The Coach Makers Arms takes its name from the Victorian craftsmen who built and repaired coaches in the surrounding mews and workshops. It's been a pub since at least 1794, when the publican William Hanson was first recorded here. The current building is a later Victorian construction - built, like the Golden Eagle, on the banks of the buried River Tyburn.
The pub has endured several name changes. It was The O'Conor Don when it became an Irish pub, then rebranded as The Conduit of Tybourne - before reverting to its original Victorian name after a refurbishment. Today it's run by the Cubitt House group as a three-floor gastropub - a bustling ground-floor pub, a chop-house-inspired dining room upstairs, and a basement speakeasy cocktail bar called The Clubhouse - built at roughly the depth where the Tyburn once flowed.
The Coach Makers Arms represents modern Marylebone - polished, curated, confident in its heritage. The Conduit of Tybourne name was clever marketing, but The Coach Makers name tells the real story the working economy that existed alongside the grand squares and elegant terraces - artisan workshops, and skilled trades. Aristocrats, servants, coach makers, cow keepers, carpenters, publicans, and piano players all left a mark. You must know where to look, or as we see next - where to stand…
[MUSIC – BUMPER 11]
ACT VI - NOW YOU CAN LOOK UP
Our short two-mile walk covered a lot of historical ground. We started at that Marble Arch traffic island, where I told you to look down for a small plaque marking former gallows. Then as we learned, walking Marble Arch through the heart of Marylebone - you can pave over an execution spot, bury a river, lay a grid of streets over open fields - yet reminders remain, even without plaques.

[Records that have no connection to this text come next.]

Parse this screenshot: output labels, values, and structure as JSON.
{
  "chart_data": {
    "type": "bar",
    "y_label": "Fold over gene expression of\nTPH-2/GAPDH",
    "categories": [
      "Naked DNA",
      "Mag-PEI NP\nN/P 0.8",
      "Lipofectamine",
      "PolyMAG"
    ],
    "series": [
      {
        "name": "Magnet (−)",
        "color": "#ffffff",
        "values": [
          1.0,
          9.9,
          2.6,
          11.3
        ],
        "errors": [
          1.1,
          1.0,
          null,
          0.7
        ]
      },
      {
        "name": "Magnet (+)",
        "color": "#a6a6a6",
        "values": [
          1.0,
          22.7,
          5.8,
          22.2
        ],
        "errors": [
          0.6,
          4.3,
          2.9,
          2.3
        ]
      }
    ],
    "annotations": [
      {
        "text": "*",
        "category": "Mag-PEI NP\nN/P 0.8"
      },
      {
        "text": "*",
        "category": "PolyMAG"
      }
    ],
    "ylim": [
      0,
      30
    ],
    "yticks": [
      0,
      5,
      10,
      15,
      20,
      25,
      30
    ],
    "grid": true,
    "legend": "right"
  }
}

As you stand on Marylebone Lane, consider that today you're the top layer of history. At the bottom? London clay, deposited millions of years ago. Above that? The gravel bed through which the Tyburn once flowed, carrying snowmelt from Hampstead toward the Thames. Then centuries of medieval trackway, worn by feet following the stream to the village of Tyburn. Above that - Georgian paving that covered the stream and transformed a river path into a city lane. Above everything? Twenty-first-century Marylebone, with its boutiques and brunch spots and Harley Street consultants.
A handful of pubs survive with their patrons' stories.
The Barley Mow, built before the French Revolution, still serving pints in wooden booths that would have been familiar to Charles Babbage's servants next door.
The King's Head, its 1939 interior a time capsule of pre-war pub design.
The Angel In The Fields, named for a landscape that vanished before the ink was dry on its first license.
The Golden Eagle, where Tony's been at that piano longer than some listeners have been alive.
The Coach Makers Arms, built over a buried river, named for a trade that no longer exists, reinvented for a neighborhood that keeps reinventing itself.
From gallows to gastropub. From a plaque nobody notices to a piano everybody hears. That's our walk today.
Your guidebook would have sent you to Madame Tussauds and the Sherlock Holmes Museum. We decoded Marylebone the Publicity way - through its pubs, its buried river, its body snatchers, and its bones.
I’m Expat Andy. You’ve been listening to Publicity - The Travel Guidebook Gap. Travel the way it could be.